Sur quels points peut-on encore progresser pour fiabiliser la qualité et sécuriser les amateurs ?

J'en vois trois. D'abord, on n'est pas assez performants à la vigne pour comprendre son cycle, le respecter et moins intervenir, moins traiter. Au chai, nous devons travailler à mieux extraire les notes fruitées du raisin pour obtenir des vins encore plus expressifs. Enfin, au plan gustatif, nous manquons de données analytiques fiables. Ce serait utile même si l'intuition de chacun, verre en main, est primordiale. Le vin et sa perception, cela reste une affaire très personnelle.

Vous consacrez un chapitre à tirer à boulets rouges sur « Mondovino », documentaire dans lequel vous apparaissez peu à votre avantage. Vous en aviez gros sur le cœur ?

J'ai été caricaturé et piégé dans ce film. L'auteur, Jonathan Nossiter, n'a aucun génie particulier, contrairement à bien des commentaires qui ont suivi. Je pense que le monde du vin lui est désormais interdit. Imaginer qu'il y a les vilains géants du vin d'un côté et les gentils petits de l'autre, c'est méconnaître un monde bien plus complexe. Rien ne m'ennuie plus que la simplification à outrance et le fait de ne pas aller au bout des choses. Ce qui m'a gêné, aussi, c'est l'enthousiasme béat de la presse française face à ce documentaire qui m'a complètement instrumentalisé.

Vous n'êtes pas tendre non plus avec les journalistes spécialisés en dégustation, parlant de « rotatives qui crachent le venin »…

Déguster et juger un vin demande une expérience. Je vois souvent des jeunes, plutôt démunis en la matière, écrire et noter les bouteilles. Les propriétaires déroulent alors le tapis rouge. C'est surfait. Il y a de bons dégustateurs, mais j'aimerais plus de professionnalisme et moins d'autosatisfaction.

Un autre chapitre est consacré à votre rencontre avec Robert Parker. Peut-on faire des vins pour plaire au palais de ce critique influent ?

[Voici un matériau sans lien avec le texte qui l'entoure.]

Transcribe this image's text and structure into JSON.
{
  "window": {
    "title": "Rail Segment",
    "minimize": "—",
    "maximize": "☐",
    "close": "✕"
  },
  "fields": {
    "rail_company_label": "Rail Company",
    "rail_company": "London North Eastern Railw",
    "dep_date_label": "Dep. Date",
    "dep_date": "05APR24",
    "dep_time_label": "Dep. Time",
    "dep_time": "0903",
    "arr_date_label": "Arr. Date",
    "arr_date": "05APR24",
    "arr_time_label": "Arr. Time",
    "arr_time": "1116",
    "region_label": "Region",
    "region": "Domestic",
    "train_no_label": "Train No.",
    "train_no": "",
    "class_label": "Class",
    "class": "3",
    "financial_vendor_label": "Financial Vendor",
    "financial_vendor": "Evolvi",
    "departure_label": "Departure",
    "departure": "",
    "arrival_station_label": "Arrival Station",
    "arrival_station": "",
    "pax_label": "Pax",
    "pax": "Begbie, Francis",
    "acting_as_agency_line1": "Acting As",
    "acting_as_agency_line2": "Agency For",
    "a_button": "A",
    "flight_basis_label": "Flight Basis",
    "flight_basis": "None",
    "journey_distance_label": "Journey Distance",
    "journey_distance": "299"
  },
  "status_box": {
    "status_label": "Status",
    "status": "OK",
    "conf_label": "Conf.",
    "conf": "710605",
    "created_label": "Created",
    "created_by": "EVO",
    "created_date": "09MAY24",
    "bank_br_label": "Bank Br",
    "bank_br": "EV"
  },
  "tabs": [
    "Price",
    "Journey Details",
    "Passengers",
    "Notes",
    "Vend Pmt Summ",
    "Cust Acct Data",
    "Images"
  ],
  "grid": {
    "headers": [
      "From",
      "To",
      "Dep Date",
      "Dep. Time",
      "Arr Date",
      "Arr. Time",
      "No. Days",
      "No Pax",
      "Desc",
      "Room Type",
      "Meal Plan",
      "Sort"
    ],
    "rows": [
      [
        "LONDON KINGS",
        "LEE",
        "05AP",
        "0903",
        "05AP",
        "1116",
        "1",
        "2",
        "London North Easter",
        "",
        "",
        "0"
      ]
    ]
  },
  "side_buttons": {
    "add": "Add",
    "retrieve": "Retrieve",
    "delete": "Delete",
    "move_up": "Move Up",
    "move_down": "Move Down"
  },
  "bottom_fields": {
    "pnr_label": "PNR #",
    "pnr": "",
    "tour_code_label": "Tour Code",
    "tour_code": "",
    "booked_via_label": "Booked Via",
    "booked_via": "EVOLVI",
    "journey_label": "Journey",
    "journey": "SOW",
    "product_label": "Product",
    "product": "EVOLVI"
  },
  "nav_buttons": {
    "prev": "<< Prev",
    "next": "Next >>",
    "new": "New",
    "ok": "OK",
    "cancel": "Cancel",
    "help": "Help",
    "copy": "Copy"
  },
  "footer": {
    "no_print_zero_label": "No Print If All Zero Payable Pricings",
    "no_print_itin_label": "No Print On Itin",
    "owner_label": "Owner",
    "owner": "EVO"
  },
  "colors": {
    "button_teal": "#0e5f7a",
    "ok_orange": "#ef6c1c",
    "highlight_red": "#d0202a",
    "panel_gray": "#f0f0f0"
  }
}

Je l'ai rencontré il y a trente ans, quand peu de propriétaires lui ouvraient la porte… Nous sommes devenus amis. D'ailleurs, il goûte en ce moment à Bordeaux le 2011. Intègre et honnête, Robert Parker est un phénomène de la dégustation, le meilleur. C'est aussi un homme libre. Si j'avais la clef pour produire de grands vins partout, je ne m'en passerais pas… Il n'y a aucune formule gagnante. Je mets au défi de reconnaître, à l'aveugle, les vins issus de propriétés que je conseille. Goûtez-les au milieu d'autres, suivies par des collègues consultants (Hubert de Boüard, Denis Dubourdieu, les Boissenot, Stéphane Derenoncourt…), c'est impossible à trouver. Les vins ont d'abord la tête du lieu où sont les vignes. Je ne suis pas un chantre de l'uniformisation, bien au contraire : je n'ai jamais goûté de vins aussi différents les uns des autres qu'aujourd'hui.

Songez-vous à la retraite ?

Je travaillerai tant que la santé sera là. Déguster est un plaisir. Tant que l'esprit sera clair et les papilles ardentes, je continuerai. Et puis, il reste beaucoup à faire dans notre métier. Mais j'aurai toujours le regret que mon père, vigneron, ne soit plus là pour voir ce que j'ai fait.

Demain s'ouvre la Semaine des primeurs à Bordeaux, que vous qualifiez de « show international qui a perdu son âme »…

Les primeurs sont un système génial n'existant nulle part ailleurs. C'est peut-être un show nécessaire, mais il est difficile de bien déguster debout avec plein de monde autour.